Ausdruckslos sah er zu mir hoch.
„Tu dir selbst einen Gefallen, Ansgar, hörst du? Komm nicht mehr zurück.“
„Was sonst? Schaust du dann tatenlos zu, wie ich gelyncht werde?“
Ganz bestimmt, du kleines Arschloch, dachte ich verärgert, kommentierte seinen Spruch aber nicht.
Den Motor startend schenkte Wilde mir einen abschätzigen Blick, bevor er abfuhr.
Leider wollte er sich selbst keinen Gefallen tun.
Abgesehen von einem Einbruch in einen Kiosk blieb es die nächsten Tage ruhig. Dann kam es spätabends im Wohnheim zu einem Streit zwischen einigen angetrunkenen Rumänen. Ein Zerleger wurde bezichtigt, seine Kollegen auszuspionieren. Er kassierte reichlich Ohrlaschen, verrammelte sich in einer der 40-Quadratmeter-Buden, in denen häufig bis zu acht Arbeiter zusammengepfercht hausten, und trommelte den Werkschutz zu Hilfe (was die Spionagevorwürfe schwer erhärtete). Angeblich versuchten die herbeigeeilten Werkschutzmänner den Streit zu schlichten. Das Handgemenge eskalierte, andere Bewohner unterstützten ihre attackierten Landsleute. Eine wüste Schlägerei entbrannte. Drei Werkschützer gegen zehn oder mehr Ausbeiner und Zerleger. Mit Reizgas und Gummiknüppeln gegen blanke Entrüstung, bloße Fäuste und abgebrochene Stuhlbeine.

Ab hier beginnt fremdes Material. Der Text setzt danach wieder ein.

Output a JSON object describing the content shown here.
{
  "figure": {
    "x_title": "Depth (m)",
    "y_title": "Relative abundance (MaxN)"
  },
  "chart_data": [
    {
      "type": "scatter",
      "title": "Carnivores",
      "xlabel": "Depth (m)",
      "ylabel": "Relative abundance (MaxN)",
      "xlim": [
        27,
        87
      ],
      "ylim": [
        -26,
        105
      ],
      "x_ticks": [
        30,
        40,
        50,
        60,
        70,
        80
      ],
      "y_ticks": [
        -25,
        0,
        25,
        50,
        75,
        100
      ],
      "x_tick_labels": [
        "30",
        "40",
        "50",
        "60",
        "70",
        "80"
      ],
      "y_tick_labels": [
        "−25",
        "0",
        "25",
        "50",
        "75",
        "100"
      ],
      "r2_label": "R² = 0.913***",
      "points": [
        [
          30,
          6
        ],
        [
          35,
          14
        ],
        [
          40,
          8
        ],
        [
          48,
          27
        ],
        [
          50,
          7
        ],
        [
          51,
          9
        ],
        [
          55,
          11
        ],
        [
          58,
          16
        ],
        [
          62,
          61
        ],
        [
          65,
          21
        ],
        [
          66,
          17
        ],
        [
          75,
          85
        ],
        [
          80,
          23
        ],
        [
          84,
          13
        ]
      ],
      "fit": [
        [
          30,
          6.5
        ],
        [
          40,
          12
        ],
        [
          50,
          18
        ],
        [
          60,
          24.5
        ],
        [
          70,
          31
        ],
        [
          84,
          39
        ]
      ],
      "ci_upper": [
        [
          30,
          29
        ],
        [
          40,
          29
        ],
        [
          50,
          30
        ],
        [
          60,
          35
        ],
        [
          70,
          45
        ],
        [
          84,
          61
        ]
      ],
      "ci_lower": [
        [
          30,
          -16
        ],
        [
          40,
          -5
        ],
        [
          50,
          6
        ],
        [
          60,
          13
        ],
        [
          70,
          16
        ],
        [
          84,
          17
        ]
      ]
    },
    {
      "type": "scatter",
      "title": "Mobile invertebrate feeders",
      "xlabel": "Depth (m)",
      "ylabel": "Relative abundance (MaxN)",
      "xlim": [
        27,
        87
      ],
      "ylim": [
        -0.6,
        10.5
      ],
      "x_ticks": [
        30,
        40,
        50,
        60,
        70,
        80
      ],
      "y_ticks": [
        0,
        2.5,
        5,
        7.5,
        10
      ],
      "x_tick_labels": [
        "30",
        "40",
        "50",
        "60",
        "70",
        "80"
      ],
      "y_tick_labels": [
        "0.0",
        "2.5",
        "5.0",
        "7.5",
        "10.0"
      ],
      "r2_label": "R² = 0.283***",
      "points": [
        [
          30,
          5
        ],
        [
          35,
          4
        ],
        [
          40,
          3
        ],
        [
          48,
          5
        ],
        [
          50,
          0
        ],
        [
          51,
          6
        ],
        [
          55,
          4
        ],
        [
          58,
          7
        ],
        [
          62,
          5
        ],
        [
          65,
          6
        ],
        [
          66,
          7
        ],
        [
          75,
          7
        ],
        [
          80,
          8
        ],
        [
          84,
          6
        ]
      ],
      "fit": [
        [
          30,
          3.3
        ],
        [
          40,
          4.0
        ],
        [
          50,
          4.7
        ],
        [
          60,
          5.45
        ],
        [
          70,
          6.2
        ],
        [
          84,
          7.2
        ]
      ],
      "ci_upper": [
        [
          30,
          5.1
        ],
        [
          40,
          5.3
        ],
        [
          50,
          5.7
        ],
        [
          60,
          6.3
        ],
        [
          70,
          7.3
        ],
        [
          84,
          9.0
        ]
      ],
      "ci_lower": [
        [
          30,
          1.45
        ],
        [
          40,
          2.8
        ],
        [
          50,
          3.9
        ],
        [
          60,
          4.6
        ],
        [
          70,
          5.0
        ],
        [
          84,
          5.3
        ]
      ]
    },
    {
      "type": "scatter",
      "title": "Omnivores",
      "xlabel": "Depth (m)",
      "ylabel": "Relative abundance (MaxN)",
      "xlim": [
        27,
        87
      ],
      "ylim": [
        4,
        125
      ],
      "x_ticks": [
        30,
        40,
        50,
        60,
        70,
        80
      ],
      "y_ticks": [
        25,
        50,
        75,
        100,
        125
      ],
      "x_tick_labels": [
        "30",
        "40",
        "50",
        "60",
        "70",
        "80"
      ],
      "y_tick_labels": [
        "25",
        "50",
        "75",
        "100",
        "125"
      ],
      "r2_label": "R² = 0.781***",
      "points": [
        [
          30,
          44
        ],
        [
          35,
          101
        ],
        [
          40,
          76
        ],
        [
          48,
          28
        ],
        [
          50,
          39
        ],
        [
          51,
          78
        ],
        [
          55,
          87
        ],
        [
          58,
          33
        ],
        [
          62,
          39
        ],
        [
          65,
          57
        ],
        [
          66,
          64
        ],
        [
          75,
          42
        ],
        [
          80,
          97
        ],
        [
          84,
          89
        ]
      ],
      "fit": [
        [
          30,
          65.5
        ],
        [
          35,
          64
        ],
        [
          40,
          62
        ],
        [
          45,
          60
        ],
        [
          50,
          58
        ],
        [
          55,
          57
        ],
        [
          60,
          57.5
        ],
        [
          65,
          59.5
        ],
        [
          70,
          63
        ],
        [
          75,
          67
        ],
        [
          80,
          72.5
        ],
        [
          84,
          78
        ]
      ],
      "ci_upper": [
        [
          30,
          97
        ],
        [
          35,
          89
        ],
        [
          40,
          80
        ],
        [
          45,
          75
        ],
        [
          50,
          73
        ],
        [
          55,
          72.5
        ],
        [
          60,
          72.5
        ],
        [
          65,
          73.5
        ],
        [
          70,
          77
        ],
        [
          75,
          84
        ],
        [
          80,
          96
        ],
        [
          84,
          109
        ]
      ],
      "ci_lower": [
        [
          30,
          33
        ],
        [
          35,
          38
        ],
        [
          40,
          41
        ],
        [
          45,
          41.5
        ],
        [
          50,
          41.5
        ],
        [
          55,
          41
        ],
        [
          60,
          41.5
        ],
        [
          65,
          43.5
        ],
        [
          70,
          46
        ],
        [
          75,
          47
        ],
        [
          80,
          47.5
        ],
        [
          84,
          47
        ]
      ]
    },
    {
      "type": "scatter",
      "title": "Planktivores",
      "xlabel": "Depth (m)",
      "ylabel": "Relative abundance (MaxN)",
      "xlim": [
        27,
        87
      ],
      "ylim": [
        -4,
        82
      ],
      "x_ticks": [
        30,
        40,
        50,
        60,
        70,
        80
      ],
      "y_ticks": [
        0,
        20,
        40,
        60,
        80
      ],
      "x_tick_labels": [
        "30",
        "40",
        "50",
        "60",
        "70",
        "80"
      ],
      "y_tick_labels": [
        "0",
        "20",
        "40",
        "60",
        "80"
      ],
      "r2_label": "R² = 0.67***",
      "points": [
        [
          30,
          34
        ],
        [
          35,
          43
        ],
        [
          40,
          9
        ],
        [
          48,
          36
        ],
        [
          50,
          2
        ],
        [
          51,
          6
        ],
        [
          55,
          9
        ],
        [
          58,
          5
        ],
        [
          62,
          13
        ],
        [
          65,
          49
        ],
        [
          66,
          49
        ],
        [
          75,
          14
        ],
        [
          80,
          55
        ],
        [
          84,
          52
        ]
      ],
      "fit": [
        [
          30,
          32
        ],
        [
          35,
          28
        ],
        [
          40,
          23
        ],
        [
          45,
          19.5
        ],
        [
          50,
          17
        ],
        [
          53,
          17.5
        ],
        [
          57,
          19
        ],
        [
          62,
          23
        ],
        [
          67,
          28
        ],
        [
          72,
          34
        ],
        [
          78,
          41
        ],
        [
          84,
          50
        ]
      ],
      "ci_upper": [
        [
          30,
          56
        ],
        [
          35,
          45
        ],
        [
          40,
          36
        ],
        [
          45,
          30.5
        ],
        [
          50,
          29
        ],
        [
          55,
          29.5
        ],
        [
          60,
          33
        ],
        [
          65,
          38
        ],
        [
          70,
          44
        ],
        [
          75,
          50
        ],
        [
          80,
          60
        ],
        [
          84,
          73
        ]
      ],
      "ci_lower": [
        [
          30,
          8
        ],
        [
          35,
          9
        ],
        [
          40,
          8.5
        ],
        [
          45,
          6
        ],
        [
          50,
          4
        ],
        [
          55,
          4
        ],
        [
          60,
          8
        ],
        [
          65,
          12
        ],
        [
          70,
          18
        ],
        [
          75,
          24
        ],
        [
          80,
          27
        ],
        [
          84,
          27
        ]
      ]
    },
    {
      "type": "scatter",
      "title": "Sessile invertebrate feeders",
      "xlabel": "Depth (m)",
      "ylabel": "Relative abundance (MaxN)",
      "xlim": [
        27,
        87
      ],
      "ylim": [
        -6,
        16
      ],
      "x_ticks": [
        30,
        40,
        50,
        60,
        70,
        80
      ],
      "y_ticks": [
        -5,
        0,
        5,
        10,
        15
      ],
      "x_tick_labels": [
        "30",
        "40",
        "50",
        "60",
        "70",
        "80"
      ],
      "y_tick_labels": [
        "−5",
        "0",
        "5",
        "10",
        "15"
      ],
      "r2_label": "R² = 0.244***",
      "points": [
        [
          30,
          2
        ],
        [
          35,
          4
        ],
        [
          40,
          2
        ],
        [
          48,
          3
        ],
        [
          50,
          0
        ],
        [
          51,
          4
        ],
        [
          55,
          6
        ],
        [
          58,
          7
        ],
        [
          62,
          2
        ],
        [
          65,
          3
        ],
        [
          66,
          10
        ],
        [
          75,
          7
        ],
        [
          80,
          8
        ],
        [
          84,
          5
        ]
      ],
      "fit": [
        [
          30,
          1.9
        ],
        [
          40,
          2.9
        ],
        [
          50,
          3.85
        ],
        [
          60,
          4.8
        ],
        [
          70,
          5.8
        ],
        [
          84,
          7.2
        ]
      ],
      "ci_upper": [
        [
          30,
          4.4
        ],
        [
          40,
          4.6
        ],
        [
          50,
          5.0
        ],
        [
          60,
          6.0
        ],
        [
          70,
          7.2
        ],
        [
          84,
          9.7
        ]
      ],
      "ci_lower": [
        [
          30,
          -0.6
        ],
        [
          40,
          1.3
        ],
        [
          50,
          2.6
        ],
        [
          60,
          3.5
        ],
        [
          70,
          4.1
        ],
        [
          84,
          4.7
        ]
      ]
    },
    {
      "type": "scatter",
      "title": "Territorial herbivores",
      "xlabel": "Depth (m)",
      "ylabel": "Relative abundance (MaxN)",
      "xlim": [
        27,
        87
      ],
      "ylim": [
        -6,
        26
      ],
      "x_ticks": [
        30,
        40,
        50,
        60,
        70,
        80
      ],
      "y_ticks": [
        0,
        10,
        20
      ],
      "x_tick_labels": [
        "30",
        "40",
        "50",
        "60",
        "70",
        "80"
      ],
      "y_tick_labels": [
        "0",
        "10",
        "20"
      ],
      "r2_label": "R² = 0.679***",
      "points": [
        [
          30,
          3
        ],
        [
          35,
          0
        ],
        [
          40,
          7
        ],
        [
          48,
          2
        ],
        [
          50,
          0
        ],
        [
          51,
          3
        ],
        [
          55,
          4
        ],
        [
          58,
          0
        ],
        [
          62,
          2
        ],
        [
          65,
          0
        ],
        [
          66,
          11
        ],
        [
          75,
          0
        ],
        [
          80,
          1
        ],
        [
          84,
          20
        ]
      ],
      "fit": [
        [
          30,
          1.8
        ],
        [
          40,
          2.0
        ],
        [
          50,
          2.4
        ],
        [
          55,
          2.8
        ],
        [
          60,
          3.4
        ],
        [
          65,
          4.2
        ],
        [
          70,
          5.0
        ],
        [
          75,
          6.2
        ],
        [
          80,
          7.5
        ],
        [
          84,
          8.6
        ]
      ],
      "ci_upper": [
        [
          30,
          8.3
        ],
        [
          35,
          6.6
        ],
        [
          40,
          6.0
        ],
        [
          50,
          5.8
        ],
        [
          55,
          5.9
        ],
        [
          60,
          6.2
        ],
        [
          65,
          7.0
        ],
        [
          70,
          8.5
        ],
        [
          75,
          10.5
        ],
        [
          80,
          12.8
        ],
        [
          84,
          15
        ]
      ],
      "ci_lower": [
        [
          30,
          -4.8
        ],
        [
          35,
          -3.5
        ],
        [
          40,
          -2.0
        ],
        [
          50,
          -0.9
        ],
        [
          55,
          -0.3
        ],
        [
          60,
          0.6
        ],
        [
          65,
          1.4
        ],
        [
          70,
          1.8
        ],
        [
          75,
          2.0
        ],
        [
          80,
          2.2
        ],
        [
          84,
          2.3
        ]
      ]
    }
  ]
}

Weil irgendjemand die Polizei alarmiert hatte, schaltete Hütter mich ein. Nachts bleibt meine Wache geschlossen, dann nimmt die Leitstelle Anrufe für die beiden Streifenwagen entgegen, die im Landkreis patrouillieren. Es kann daher schon mal locker zwanzig Minuten dauern, bis die Kollegen einen Einsatzort erreichen. Mir blieben vielleicht noch neun oder zehn Minuten, um die Situation zu entschärfen.